Situação mais crítica está no Piauí (10,24%) e no Maranhão (11,56%), onde apenas uma em cada dez residências estão ligadas a redes de coleta de esgoto

    • A região Nordeste possui apenas 34,73% do esgoto tratado. É a segunda região com o pior índice, segundo dados divulgados este mês pelo Instituto Trata Brasil e referentes ao ano de 2017. A situação mais crítica está no Piauí (10,24%) e no Maranhão (11,56%), onde apenas uma em cada dez residências estão ligadas a redes de coleta de esgoto.

Apesar de terem uma cobertura maior, os outros estados do Nordeste ainda oferecem serviços coleta de esgoto a menos da metade de seus moradores. A maior cobertura é ofertada na Bahia (37,56%), abaixo do considerado satisfatório (70%)
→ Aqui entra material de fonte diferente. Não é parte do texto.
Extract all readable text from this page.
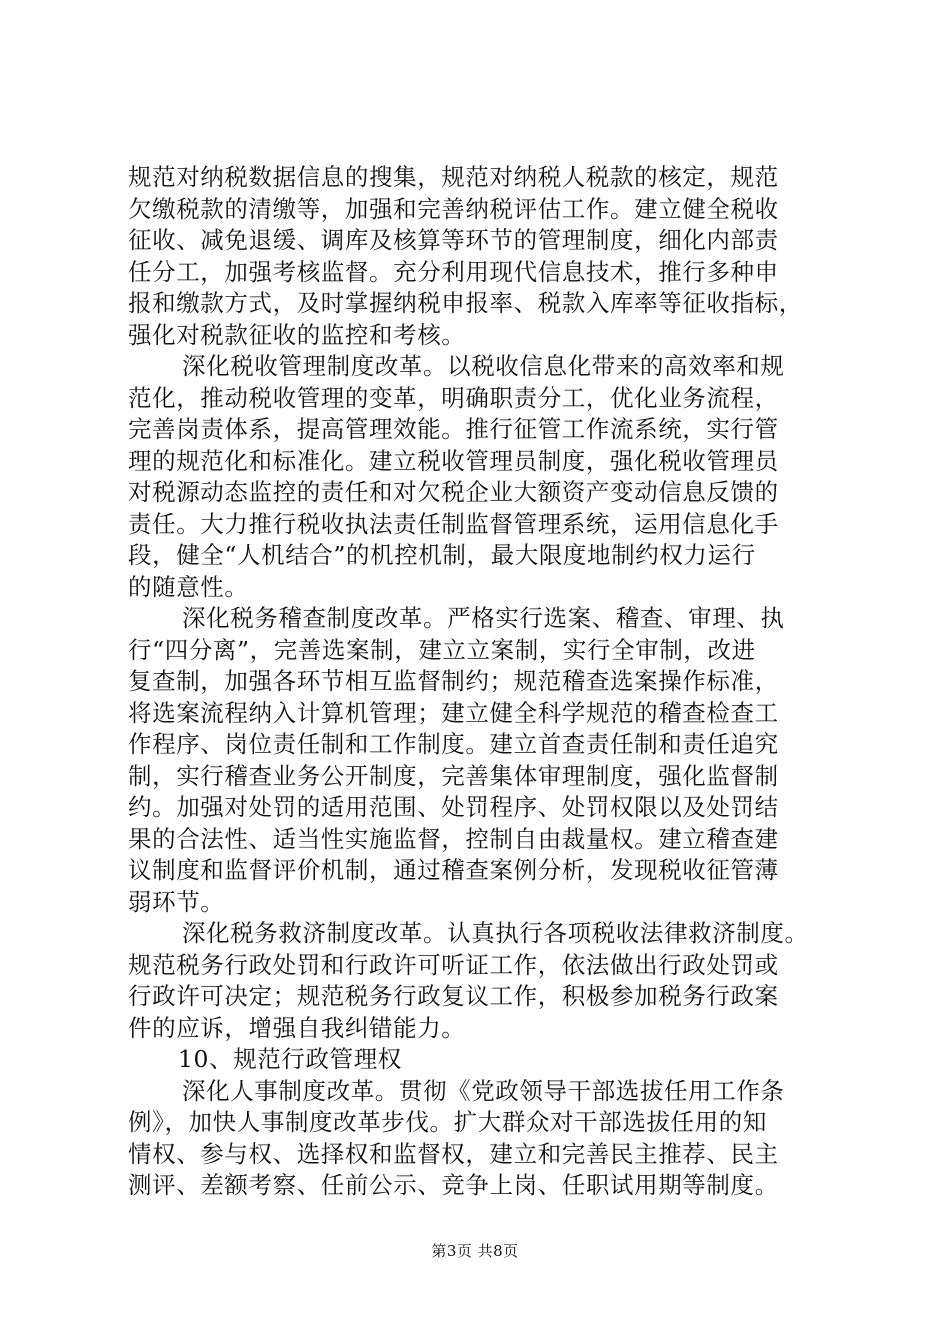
规范对纳税数据信息的搜集，规范对纳税人税款的核定，规范
欠缴税款的清缴等，加强和完善纳税评估工作。建立健全税收
征收、减免退缓、调库及核算等环节的管理制度，细化内部责
任分工，加强考核监督。充分利用现代信息技术，推行多种申
报和缴款方式，及时掌握纳税申报率、税款入库率等征收指标，
强化对税款征收的监控和考核。
深化税收管理制度改革。以税收信息化带来的高效率和规
范化，推动税收管理的变革，明确职责分工，优化业务流程，
完善岗责体系，提高管理效能。推行征管工作流系统，实行管
理的规范化和标准化。建立税收管理员制度，强化税收管理员
对税源动态监控的责任和对欠税企业大额资产变动信息反馈的
责任。大力推行税收执法责任制监督管理系统，运用信息化手
段，健全“人机结合”的机控机制，最大限度地制约权力运行
的随意性。
深化税务稽查制度改革。严格实行选案、稽查、审理、执
行“四分离”，完善选案制，建立立案制，实行全审制，改进
复查制，加强各环节相互监督制约；规范稽查选案操作标准，
将选案流程纳入计算机管理；建立健全科学规范的稽查检查工
作程序、岗位责任制和工作制度。建立首查责任制和责任追究
制，实行稽查业务公开制度，完善集体审理制度，强化监督制
约。加强对处罚的适用范围、处罚程序、处罚权限以及处罚结
果的合法性、适当性实施监督，控制自由裁量权。建立稽查建
议制度和监督评价机制，通过稽查案例分析，发现税收征管薄
弱环节。
深化税务救济制度改革。认真执行各项税收法律救济制度。
规范税务行政处罚和行政许可听证工作，依法做出行政处罚或
行政许可决定；规范税务行政复议工作，积极参加税务行政案
件的应诉，增强自我纠错能力。
10、规范行政管理权
深化人事制度改革。贯彻《党政领导干部选拔任用工作条
例》，加快人事制度改革步伐。扩大群众对干部选拔任用的知
情权、参与权、选择权和监督权，建立和完善民主推荐、民主
测评、差额考察、任前公示、竞争上岗、任职试用期等制度。
第3页 共8页
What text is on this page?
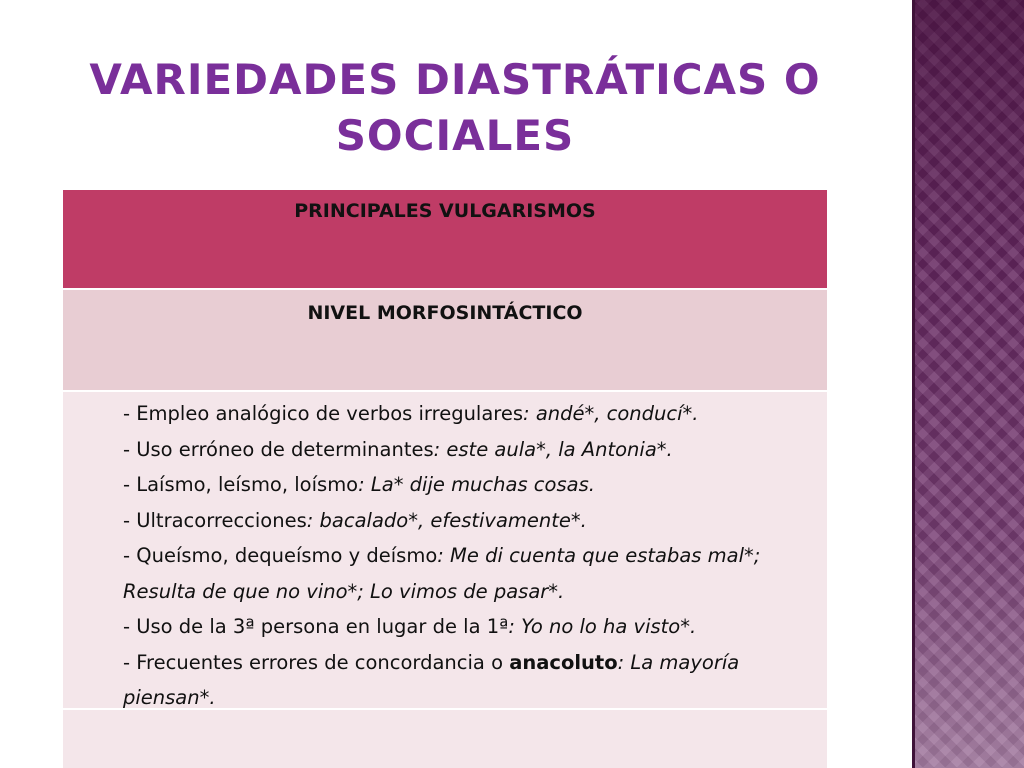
VARIEDADES DIASTRÁTICAS O SOCIALES
PRINCIPALES VULGARISMOS
NIVEL MORFOSINTÁCTICO
- Empleo analógico de verbos irregulares: andé*, conducí*.
- Uso erróneo de determinantes: este aula*, la Antonia*.
- Laísmo, leísmo, loísmo: La* dije muchas cosas.
- Ultracorrecciones: bacalado*, efestivamente*.
- Queísmo, dequeísmo y deísmo: Me di cuenta que estabas mal*;
Resulta de que no vino*; Lo vimos de pasar*.
- Uso de la 3ª persona en lugar de la 1ª: Yo no lo ha visto*.
- Frecuentes errores de concordancia o anacoluto: La mayoría
piensan*.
Segundo especialistas, a falta de investimentos em saneamento básico ainda é o principal problema a ser enfrentado. Na avaliação da doutora em saneamento básico e professora da Universidade Federal do Alagoas, Nélia Henriques Calado, a concessão dos serviços é uma saída viável para os municípios.

“As parcerias público-privadas são muito bem-vindas e têm atuado de uma forma muito positiva por contribuir para a melhoria da qualidade de vida das cidades”, afirma.
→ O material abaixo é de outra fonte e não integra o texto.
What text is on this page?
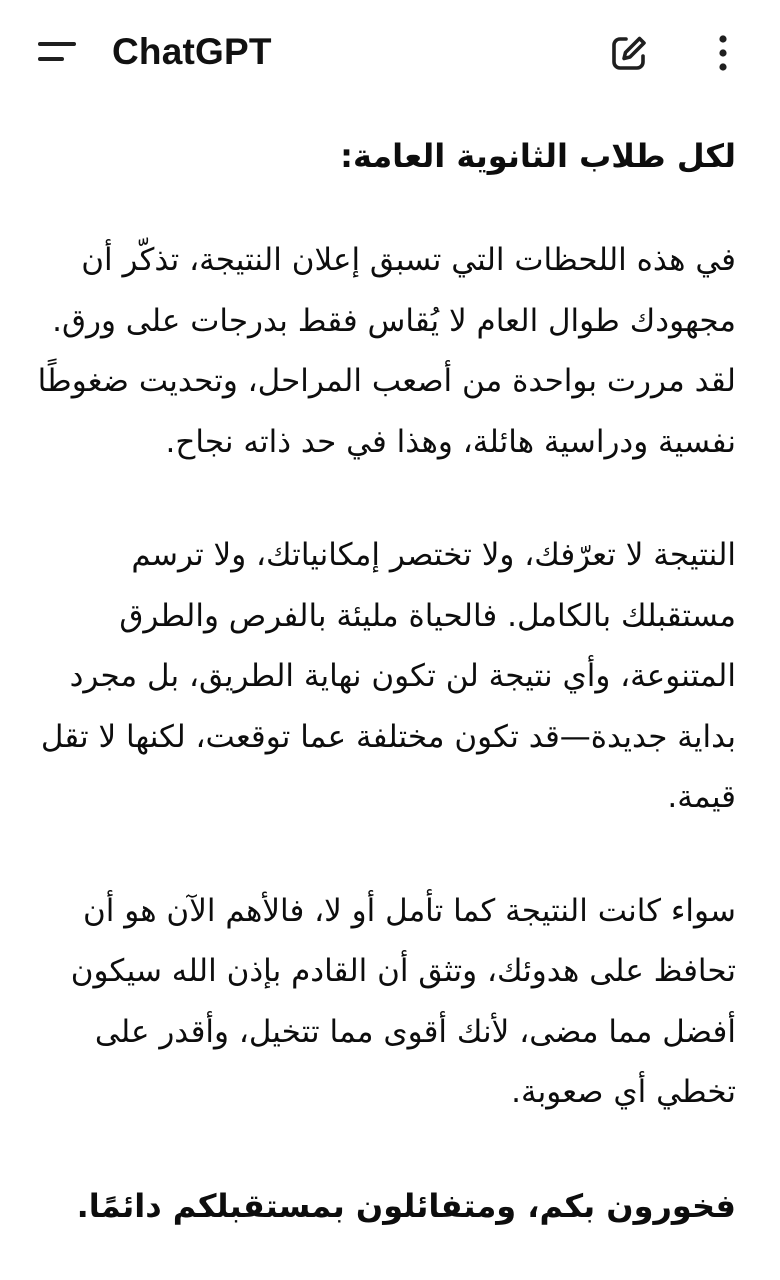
ChatGPT

لكل طلاب الثانوية العامة:

في هذه اللحظات التي تسبق إعلان النتيجة، تذكّر أن مجهودك طوال العام لا يُقاس فقط بدرجات على ورق. لقد مررت بواحدة من أصعب المراحل، وتحديت ضغوطًا نفسية ودراسية هائلة، وهذا في حد ذاته نجاح.

النتيجة لا تعرّفك، ولا تختصر إمكانياتك، ولا ترسم مستقبلك بالكامل. فالحياة مليئة بالفرص والطرق المتنوعة، وأي نتيجة لن تكون نهاية الطريق، بل مجرد بداية جديدة—قد تكون مختلفة عما توقعت، لكنها لا تقل قيمة.

سواء كانت النتيجة كما تأمل أو لا، فالأهم الآن هو أن تحافظ على هدوئك، وتثق أن القادم بإذن الله سيكون أفضل مما مضى، لأنك أقوى مما تتخيل، وأقدر على تخطي أي صعوبة.

فخورون بكم، ومتفائلون بمستقبلكم دائمًا.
Os números oficiais comprovam que a precariedade do setor tem reflexo na saúde de adultos e crianças brasileiras. Segundo o IBGE, entre 2016 e 2017, 1.935 dos 5.570 municípios (34,7%) registraram epidemias ou endemias ligadas à falta de saneamento básico, como casos de diarreia, leptospirose, cólera, malária e hepatite.

A evolução dos serviços, por outro lado, equivale à economia nos cofres públicos. Estimativa do Trata Brasil, com base em dados do IBGE, calcula que as despesas com internações por infecções gastrointestinais no SUS podem cair de R$ 95 milhões (2015) para R$ 72 milhões em 2035.
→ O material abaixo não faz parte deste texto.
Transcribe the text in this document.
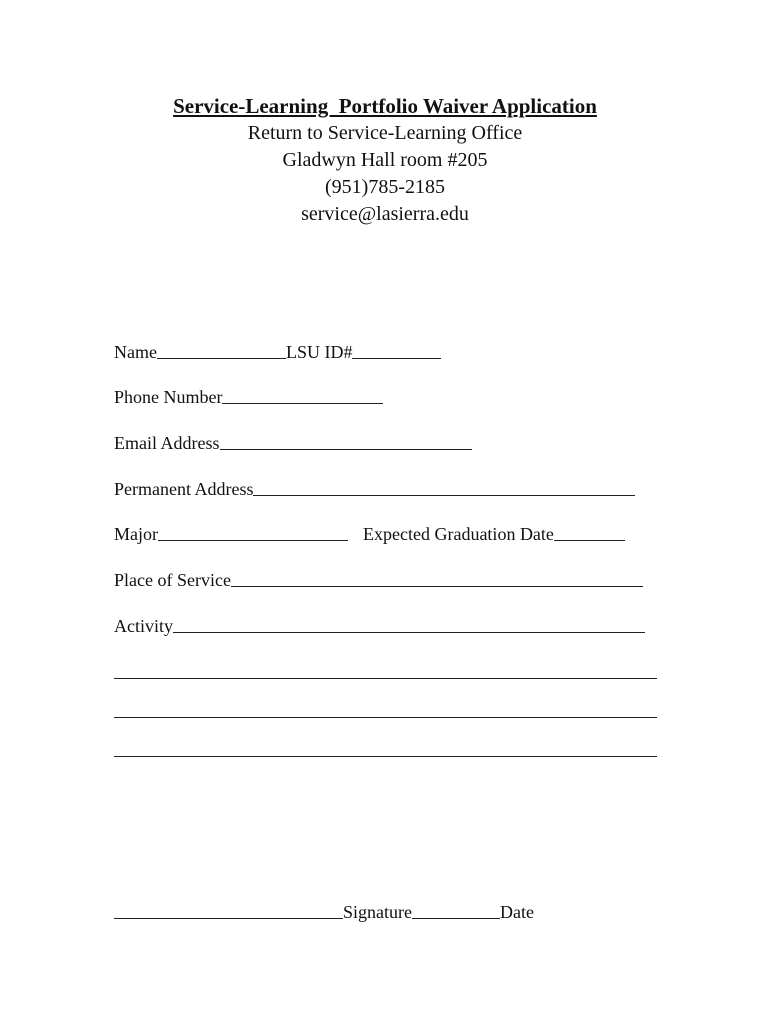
Service-Learning  Portfolio Waiver Application
Return to Service-Learning Office
Gladwyn Hall room #205
(951)785-2185
service@lasierra.edu
Name	LSU ID#
Phone Number
Email Address
Permanent Address
Major	Expected Graduation Date
Place of Service
Activity
Signature	Date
Para o presidente do Instituto Movimento Cidades Inteligentes, Luigi Longo, as parcerias público-privadas, conhecidas como PPPs, podem aperfeiçoar a qualidade do saneamento ofertado.

“Há parcerias público-privadas por meio das quais a água ou a concessão dela é do setor público e, na mesma cidade, o esgoto é do setor privado. Isso ocorre porque o setor privado consegue tratar melhor o esgoto, enquanto a distribuição da água é do município ou do estado, por exemplo. O que eu entendo é que não existe a viabilidade total nem no setor público, nem no privado, mas a junção deles em um objetivo comum”, analisa Luigi.

Atraso

Nos últimos três anos, o Brasil reduziu os investimentos em saneamento básico, segundo o Trata Brasil. Em 2017, os recursos aplicados no setor foram R$ 1,28 bilhão menores do que em 2015. O retrocesso é ainda mais nítido quando se observa que o valor investido em 2017 foi o mesmo de 2011 (R$ 10,9 bilhões). Das 100 maiores cidades do país analisadas no levantamento, 70 reinvestiram menos de 30% do que arrecadaram.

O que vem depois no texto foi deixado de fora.